2. Craft Strong Performance Management Regulations
The Secretary of Transportation must lead in instituting stringent new greenhouse gas performance management regulations that require local deployment of federal transportation investments be accompanied by comprehensive life-cycle analyses and reduction strategies for climate pollution and co-pollutants. In addition, USDOT should update NEPA guidance to account fully for climate risks and impacts of USDOT projects — to ensure America’s 21st century transportation infrastructure is not contributing to nor vulnerable to increasing climate disasters.
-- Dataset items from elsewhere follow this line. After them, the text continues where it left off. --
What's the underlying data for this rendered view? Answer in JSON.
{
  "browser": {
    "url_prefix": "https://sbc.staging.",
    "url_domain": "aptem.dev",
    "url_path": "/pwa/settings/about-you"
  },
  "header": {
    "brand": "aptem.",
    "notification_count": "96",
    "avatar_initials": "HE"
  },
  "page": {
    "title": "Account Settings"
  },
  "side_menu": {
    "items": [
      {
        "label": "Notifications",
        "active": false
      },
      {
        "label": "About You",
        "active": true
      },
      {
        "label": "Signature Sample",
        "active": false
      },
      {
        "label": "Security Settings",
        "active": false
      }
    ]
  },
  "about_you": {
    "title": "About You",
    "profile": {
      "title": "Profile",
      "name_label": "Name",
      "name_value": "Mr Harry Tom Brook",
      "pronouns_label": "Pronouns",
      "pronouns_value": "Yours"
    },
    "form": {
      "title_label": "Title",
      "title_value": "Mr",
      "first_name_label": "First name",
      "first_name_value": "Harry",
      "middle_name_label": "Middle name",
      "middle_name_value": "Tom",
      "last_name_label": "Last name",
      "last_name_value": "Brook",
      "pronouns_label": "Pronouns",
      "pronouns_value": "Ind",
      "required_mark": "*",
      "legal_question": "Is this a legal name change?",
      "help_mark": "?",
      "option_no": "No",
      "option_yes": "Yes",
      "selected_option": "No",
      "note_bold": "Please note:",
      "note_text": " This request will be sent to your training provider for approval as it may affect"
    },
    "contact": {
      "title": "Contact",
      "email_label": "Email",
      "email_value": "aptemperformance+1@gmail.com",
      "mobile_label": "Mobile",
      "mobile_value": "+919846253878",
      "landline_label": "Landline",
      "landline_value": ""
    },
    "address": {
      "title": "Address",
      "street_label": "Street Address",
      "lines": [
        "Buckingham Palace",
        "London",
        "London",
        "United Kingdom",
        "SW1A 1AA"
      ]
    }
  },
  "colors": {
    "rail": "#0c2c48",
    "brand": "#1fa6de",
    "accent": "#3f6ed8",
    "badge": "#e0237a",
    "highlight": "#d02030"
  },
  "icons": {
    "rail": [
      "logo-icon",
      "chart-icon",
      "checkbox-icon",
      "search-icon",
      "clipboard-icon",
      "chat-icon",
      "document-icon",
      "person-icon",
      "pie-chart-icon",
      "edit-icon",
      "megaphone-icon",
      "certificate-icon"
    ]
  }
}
3. Use Federal Procurement Dollars to Support Clean Transportation
USDOT must work with the Department of Energy (DOE), General Services Administration (GSA) and other federal and subnational partners to ensure that federal procurement dollars for federal, state, tribal, postal, and local public sector vehicle fleets are spent on clean energy and zero emission vehicles. And that these purchases continue to drive innovation and domestic union manufacturing jobs building the clean cars and industries for global 21st century transportation networks.
4. Invest in Sustainable Communities and Transit
Under the new secretary, USDOT should relaunch and expand the Obama-era Sustainable Communities Initiative — a partnership with the EPA and Department of House and Urban Development (HUD) that provides technical assistance and financial incentives for strong local zoning ordinances that include climate-resilient and transit-oriented community projects.
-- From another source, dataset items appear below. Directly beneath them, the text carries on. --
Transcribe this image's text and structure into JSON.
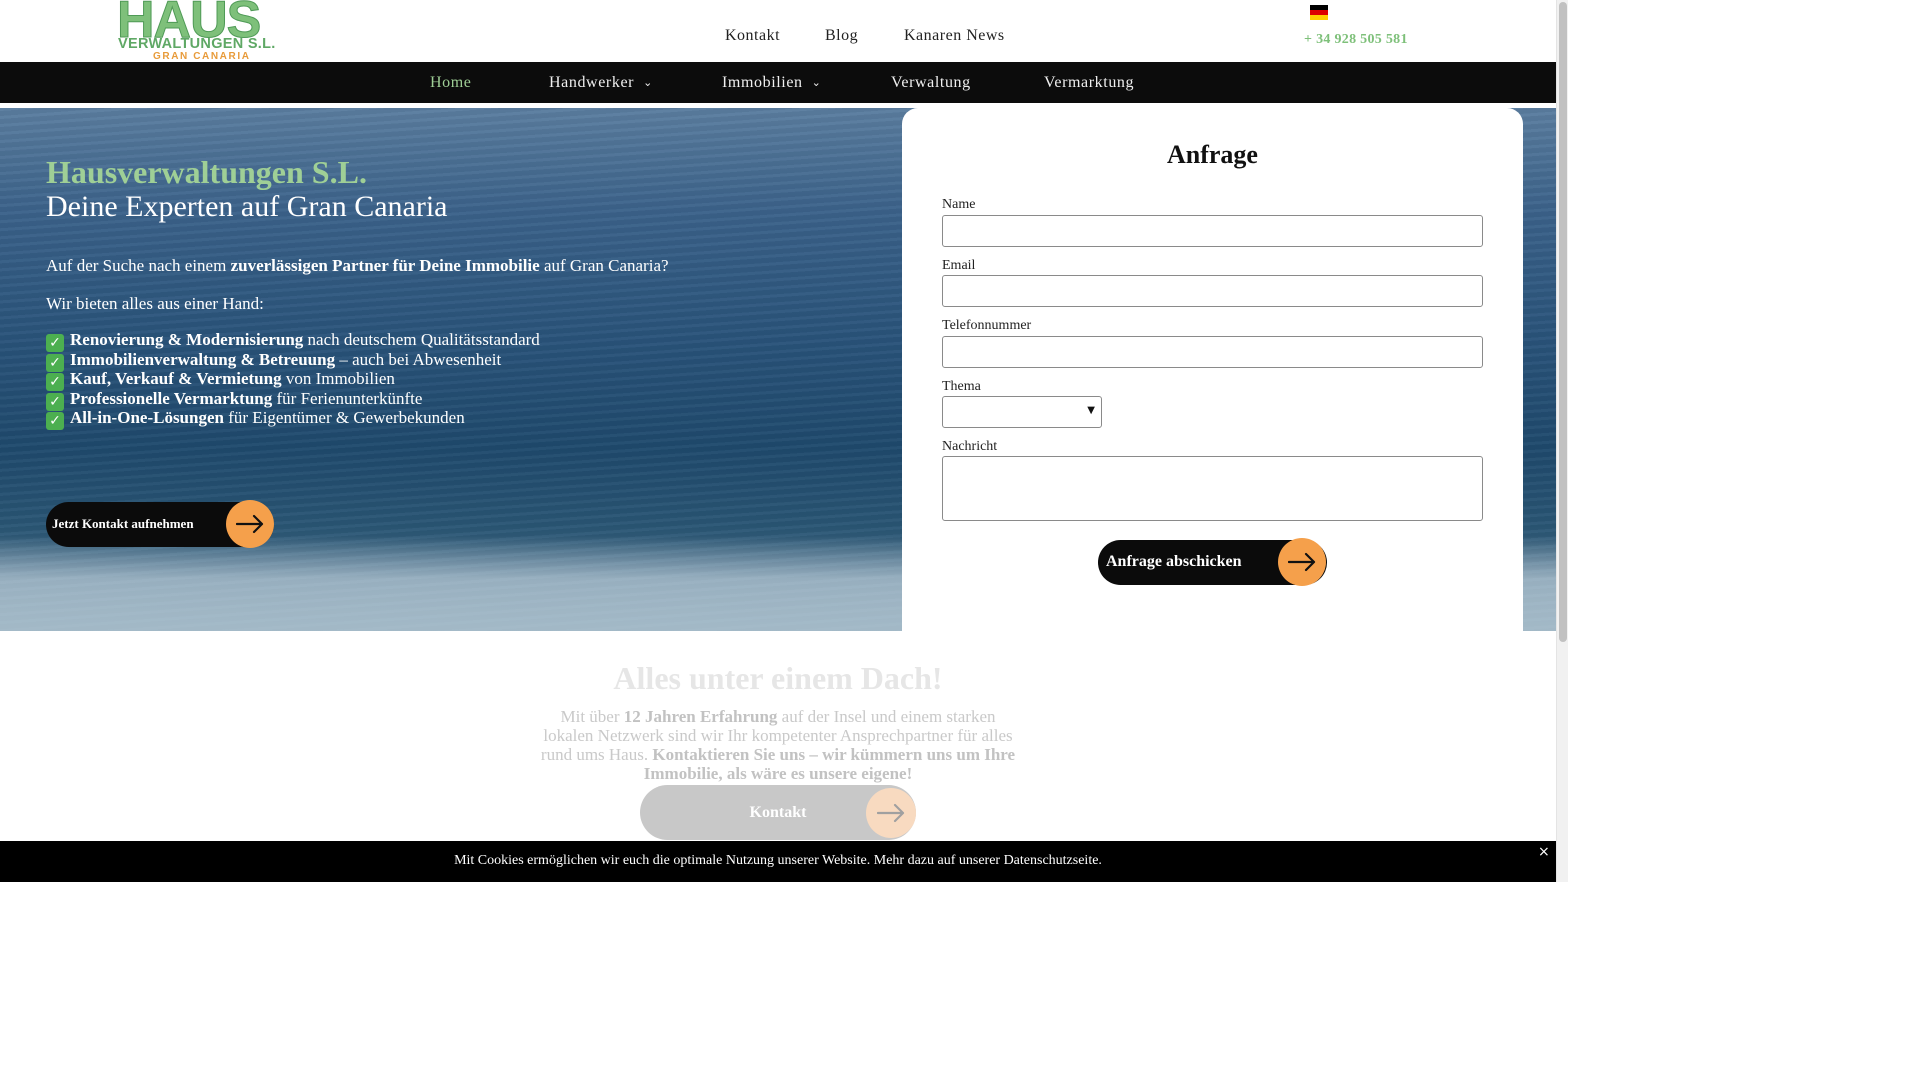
{
  "logo": {
    "line1": "HAUS",
    "line2": "VERWALTUNGEN S.L.",
    "line3": "GRAN CANARIA"
  },
  "topnav": [
    "Kontakt",
    "Blog",
    "Kanaren News"
  ],
  "language_icon": "german-flag-icon",
  "phone": "+ 34 928 505 581",
  "mainnav": {
    "items": [
      "Home",
      "Handwerker",
      "Immobilien",
      "Verwaltung",
      "Vermarktung"
    ],
    "active": "Home",
    "caret_glyph": "⌄"
  },
  "hero": {
    "title": "Hausverwaltungen S.L.",
    "subtitle": "Deine Experten auf Gran Canaria",
    "intro_pre": "Auf der Suche nach einem ",
    "intro_bold": "zuverlässigen Partner für Deine Immobilie",
    "intro_post": " auf Gran Canaria?",
    "lead": "Wir bieten alles aus einer Hand:",
    "check_glyph": "✓",
    "benefits": [
      {
        "bold": "Renovierung & Modernisierung",
        "rest": " nach deutschem Qualitätsstandard"
      },
      {
        "bold": "Immobilienverwaltung & Betreuung",
        "rest": " – auch bei Abwesenheit"
      },
      {
        "bold": "Kauf, Verkauf & Vermietung",
        "rest": " von Immobilien"
      },
      {
        "bold": "Professionelle Vermarktung",
        "rest": " für Ferienunterkünfte"
      },
      {
        "bold": "All-in-One-Lösungen",
        "rest": " für Eigentümer & Gewerbekunden"
      }
    ],
    "cta_label": "Jetzt Kontakt aufnehmen"
  },
  "form": {
    "title": "Anfrage",
    "fields": {
      "name": {
        "label": "Name",
        "value": ""
      },
      "email": {
        "label": "Email",
        "value": ""
      },
      "phone": {
        "label": "Telefonnummer",
        "value": ""
      },
      "topic": {
        "label": "Thema",
        "value": ""
      },
      "message": {
        "label": "Nachricht",
        "value": ""
      }
    },
    "select_glyph": "▼",
    "submit_label": "Anfrage abschicken"
  },
  "section2": {
    "title": "Alles unter einem Dach!",
    "t1": "Mit über ",
    "b1": "12 Jahren Erfahrung",
    "t2": " auf der Insel und einem starken lokalen Netzwerk sind wir Ihr kompetenter Ansprechpartner für alles rund ums Haus. ",
    "b2": "Kontaktieren Sie uns – wir kümmern uns um Ihre Immobilie, als wäre es unsere eigene!",
    "button_label": "Kontakt"
  },
  "cookie": {
    "message": "Mit Cookies ermöglichen wir euch die optimale Nutzung unserer Website. Mehr dazu auf unserer Datenschutzseite.",
    "close": "×"
  },
  "colors": {
    "brand_green": "#9fcf96",
    "accent_orange": "#f5a04b",
    "nav_bg": "#0c0c0c"
  }
}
5. Prioritize Decarbonizing Rail, Aviation, and Maritime Sectors
The new Transportation Secretary must recognize that integrated and electrified rail is essential to a clean transportation future. President-elect Biden committed to tap existing USDOT loan programs, and to improve and streamline the loan process, to help expand rail transit and to further electrify the rail system. USDOT, through the FAA, should also work with airlines to meet and exceed the Carbon Offsetting and Reduction Scheme for International Aviation, while simultaneously developing a companion domestic program and targeting policies to promote innovation and deployment of new technologies and energy efficiency upgrades in aviation. And USDOT must establish partnerships to help the shipping industry meet and exceed the International Maritime Organization pollution reduction goals.